The need for this kind of updated education was very apparent in a presentation I recently attended on "Caring for the Caregiver." The presenter was someone who is well respected among the families with whom she works. However, in suggesting options for families interested in getting private counselling, her powerpoint listed family systems therapy with specific reference to the work of Murray Bowen. This was a horrible moment for anyone familiar with Bowen's work since he was at the forefront of blaming families, especially mothers, for the development of schizophrenia. Though these kinds of ideas are discredited within the neuroscience and psychiatric communities and clearly destructive to families, some practitioners continue to use the methods they trained in. If the system really wants to care for caregivers, presentations like this need to warn vulnerable families about the dangerous practices that are still widely available.

For Vancouver families, the MHCC's recommendations couldn't have come at a better time. Families here are still reeling from a recent decision of the local mental health system to stop funding the Vancouver/Richmond Coordinator position from the B.C. Schizophrenia Society (BCSS). For over 20 years people in this position have provided the main source of support for families coping with severe mental illnesses.

The British Columbia Schizophrenia Society Coordinators throughout British Columbia offer families a course providing much needed basic education about mental illnesses. They provide access to information about how to navigate the mysteries of the mental health system and how to get the best care for very ill people. Their partnership education programs, which include stories from people living with illnesses and family members, provide unique learning opportunities for medical, nursing, psychology, and counseling students. As well, they provide crucial education for the local police departments in better handling interactions with people suffering from mental illnesses.

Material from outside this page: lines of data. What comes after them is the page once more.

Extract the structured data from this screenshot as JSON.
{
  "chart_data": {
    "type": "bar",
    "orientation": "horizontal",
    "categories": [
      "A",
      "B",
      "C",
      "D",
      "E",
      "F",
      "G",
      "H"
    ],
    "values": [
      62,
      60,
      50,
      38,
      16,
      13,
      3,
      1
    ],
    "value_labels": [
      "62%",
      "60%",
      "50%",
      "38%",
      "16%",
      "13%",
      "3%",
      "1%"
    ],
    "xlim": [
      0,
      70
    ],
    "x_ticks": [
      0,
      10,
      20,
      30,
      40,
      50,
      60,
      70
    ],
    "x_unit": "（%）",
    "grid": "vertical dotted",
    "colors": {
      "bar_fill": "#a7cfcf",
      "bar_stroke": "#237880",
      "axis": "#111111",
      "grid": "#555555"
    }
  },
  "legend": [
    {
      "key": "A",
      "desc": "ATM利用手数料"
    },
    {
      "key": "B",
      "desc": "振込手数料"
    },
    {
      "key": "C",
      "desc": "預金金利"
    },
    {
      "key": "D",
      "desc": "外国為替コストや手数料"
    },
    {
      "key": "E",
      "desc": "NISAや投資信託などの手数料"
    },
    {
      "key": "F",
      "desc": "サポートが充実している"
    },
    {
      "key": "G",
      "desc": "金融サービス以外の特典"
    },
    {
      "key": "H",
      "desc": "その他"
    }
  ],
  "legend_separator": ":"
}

Even a cursory glance at the new MHCC guidelines, which urge mental health systems to develop better partnerships with existing family organizations, demonstrates that this is the kind of service that needs to be expanded not eliminated. BCSS Executive Director Jane Duval says that the current needs in Vancouver/Richmond are so vast that two coordinators would barely be able to respond to the requests for help. There is nothing within the mental health system that can replace the loss of this key support for families who find themselves in the most desperate of circumstances.

One of the shocking aspects about the decision to eliminate the main support for family caregivers is how it was handled. A Family Advisory Committee has been part of Vancouver Community Mental Health Services for over 10 years. It was created to get family input on decisions impacting family caregivers. The option of cutting this essential service was never discussed with them.

The new MHCC guidelines have given family caregivers a valuable new tool in their work to improve services for people with mental illnesses and the families who care for them. The document emphasizes the enormous savings that the unpaid work of family caregivers contributes to the healthcare system. As well, it discusses the significant strain that caregiving puts on these families. It also contains basic, sensible recommendations. Now families just have to figure out how to get provincial and regional health authorities to see the wisdom in making the necessary improvements.